The specific technical details of the reoffending risk assessment algorithm remain a trade secret, as the development of the software in question was done by a private company. However, given the high proportion of African Americans in the US penal system and the complexities at the intersection of race and policing, I would suggest that it is unlikely the question which eventually made its way to the computer was sufficiently nuanced to be truly fair. This inference is borne out by results that African Americans were twice as likely to be labelled at a higher risk of reoffending, but did not.
Scientists for Labour previously wrote a briefing on the Ofqual A-level results algorithm, which was not only an inappropriate tool for answering the question, but was also seemingly deeply flawed in its technical development. This led to results which would have compounded class inequalities for an entire cohort of 18 year olds had the Government not been forced into a humiliating U-turn.
The quote at the top of this blog post from Professor Box describes the reality of life as a data scientist. The models we make do not reveal some objective truth of the world, they are an approximation constructed through our decisions on what data to include, which algorithms to use and our understanding of the question we’re trying to answer. Whilst the results can be useful, in many cases they are designed to be used to support humans taking decisions, not to replace them. The distinction is important, as the computer is unlikely to understand nuance, complexity, legality and fairness.
Machine learning, computer analytics, algorithms and models aren’t going away.
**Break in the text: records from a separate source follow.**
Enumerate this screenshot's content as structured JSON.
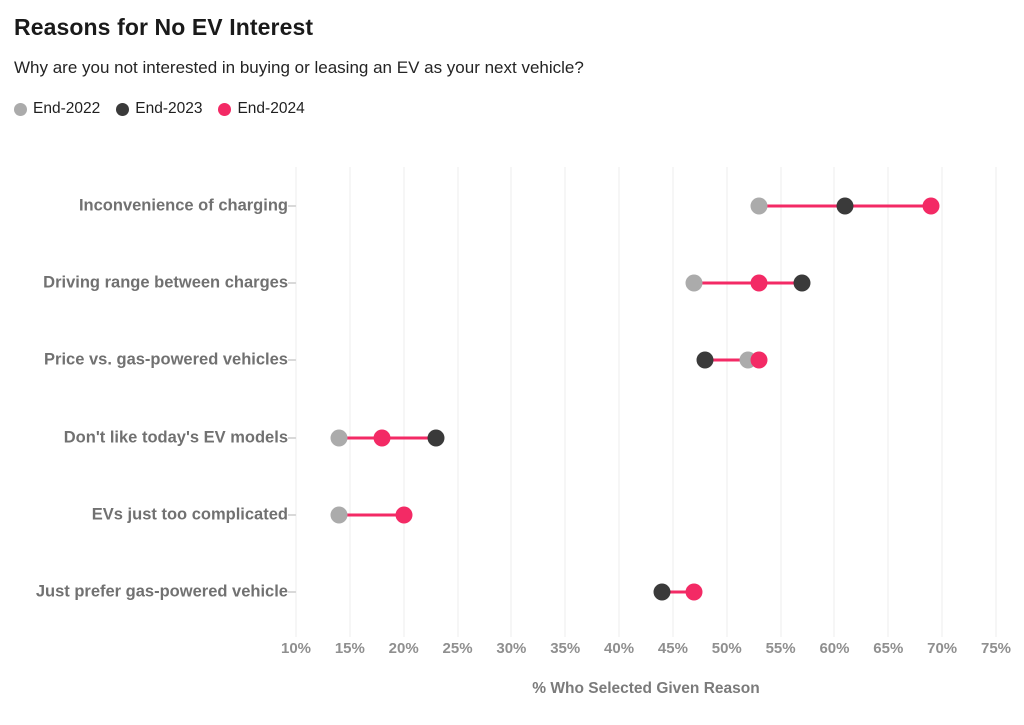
{
  "chart_data": {
    "type": "dumbbell-dot-plot",
    "title": "Reasons for No EV Interest",
    "subtitle": "Why are you not interested in buying or leasing an EV as your next vehicle?",
    "xlabel": "% Who Selected Given Reason",
    "xlim": [
      10,
      75
    ],
    "x_ticks": [
      10,
      15,
      20,
      25,
      30,
      35,
      40,
      45,
      50,
      55,
      60,
      65,
      70,
      75
    ],
    "x_tick_suffix": "%",
    "grid": "vertical-only",
    "legend_position": "top-left",
    "categories": [
      "Inconvenience of charging",
      "Driving range between charges",
      "Price vs. gas-powered vehicles",
      "Don't like today's EV models",
      "EVs just too complicated",
      "Just prefer gas-powered vehicle"
    ],
    "series": [
      {
        "name": "End-2022",
        "color": "#ababab",
        "values": [
          53,
          47,
          52,
          14,
          14,
          null
        ]
      },
      {
        "name": "End-2023",
        "color": "#3a3a3a",
        "values": [
          61,
          57,
          48,
          23,
          null,
          44
        ]
      },
      {
        "name": "End-2024",
        "color": "#f32a65",
        "values": [
          69,
          53,
          53,
          18,
          20,
          47
        ]
      }
    ],
    "connector_color": "#f32a65",
    "style_colors": {
      "background": "#ffffff",
      "gridline": "#ececec",
      "tick_label": "#8f8f8f",
      "axis_title": "#7b7b7b",
      "category_label": "#717171",
      "title": "#1a1a1a",
      "subtitle": "#242424"
    }
  }
}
In fact, they are increasingly becoming an important aspect of our lives, so it is imperative that we find a way to deal with the ethics of computer assisted decision-making. The answers are scepticism and transparency. Decision-makers must be trained to understand the uncertainty of the results they are presented with, and the assumptions which are baked in. Rather than leaving a data science team to develop a model in isolation, leaders and managers who set the initial requirements should be empowered to regularly question the assumptions and choice, and where necessary scrap projects without recrimination if the model is deemed incapable of sufficiently dealing with the nuances of human life. Finally, in the public sphere models must be transparent. The Royal Statistical Society offered to assist Ofqual with the A-level results model, but withdrew that offer due to the non-disclosure agreements they were presented with. As the public we have a right to know what decisions are being made and what information is being used to make them. Without scepticism and transparency we risk locking inequality into everything from justice to health to education without even realising it has happened.